Translated: Ludwig, p. 540; Henry, 8, 36; Griffith, ii. 143.—In this hymn, the sun is mentioned by the name róhita only in vss. 25 and 39-41. Verses 39-41 are translated also by Muir, v. 396; Scherman, p. 75 (with vss. 25-26); Deussen, Geschichte, i. 1. 213 (also vss. 25-26 at p. 226).—The verses 16-24, which are RV. i. 50. 1-9, are translated by the RV. translators, and are commented and in part translated by me in Skt. Reader, p. 362-3.
1. The bright (çukrá) shining lights (ketú) of him go up in the sky—of the men-watching Aditya, him of great courses (-vratá), liberal (mīḍhvā́ṅs).
Ppp. reads in d mahīvr-. Kāuç. 58. 22 prescribes the use apparently of the whole hymn (with xvi. 3 and xvii.) in an act of worship to the rising sun, in a ceremony for long life; also (with the same and other hymns, and xiii. 1. 25) in 18. 25, in the citrākarman: see the note to 1. 25 above.
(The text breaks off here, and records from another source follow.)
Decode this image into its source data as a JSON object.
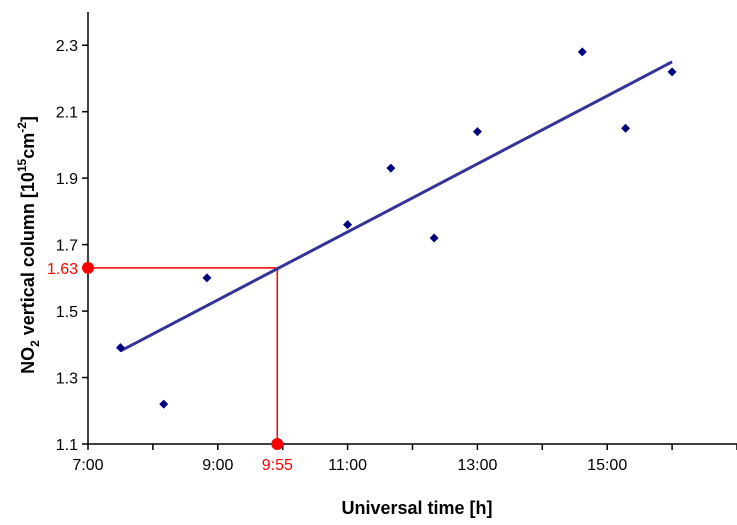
{
  "chart_data": {
    "type": "scatter",
    "xlabel": "Universal time [h]",
    "ylabel": {
      "prefix": "NO",
      "sub": "2",
      "middle": " vertical column [10",
      "exp1": "15",
      "unit": "cm",
      "exp2": "-2",
      "close": "]"
    },
    "xlim": [
      "7:00",
      "17:00"
    ],
    "ylim": [
      1.1,
      2.4
    ],
    "x_ticks": [
      "7:00",
      "9:00",
      "11:00",
      "13:00",
      "15:00"
    ],
    "y_ticks": [
      "1.1",
      "1.3",
      "1.5",
      "1.7",
      "1.9",
      "2.1",
      "2.3"
    ],
    "grid": false,
    "series": [
      {
        "kind": "points",
        "color": "#000080",
        "marker": "diamond",
        "points": [
          {
            "x": "7:30",
            "y": 1.39
          },
          {
            "x": "8:10",
            "y": 1.22
          },
          {
            "x": "8:50",
            "y": 1.6
          },
          {
            "x": "11:00",
            "y": 1.76
          },
          {
            "x": "11:40",
            "y": 1.93
          },
          {
            "x": "12:20",
            "y": 1.72
          },
          {
            "x": "13:00",
            "y": 2.04
          },
          {
            "x": "14:37",
            "y": 2.28
          },
          {
            "x": "15:17",
            "y": 2.05
          },
          {
            "x": "16:00",
            "y": 2.22
          }
        ]
      },
      {
        "kind": "trendline",
        "color": "#333399",
        "start": {
          "x": "7:30",
          "y": 1.38
        },
        "end": {
          "x": "16:00",
          "y": 2.25
        }
      }
    ],
    "annotation": {
      "color": "#ff0000",
      "x": "9:55",
      "y": 1.63,
      "x_label": "9:55",
      "y_label": "1.63"
    }
  }
}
Vāit. 9. 16 uses it in the cāturmāsya ceremony when turning toward the sun in the east.
2. [Him,] shining (svar) with the brightness (arcís) of the foreknowing quarters, well-winged, flying swift in the ocean (arṇavá)—we would praise the sun, the shepherd of existence, who with his rays shines unto all the quarters.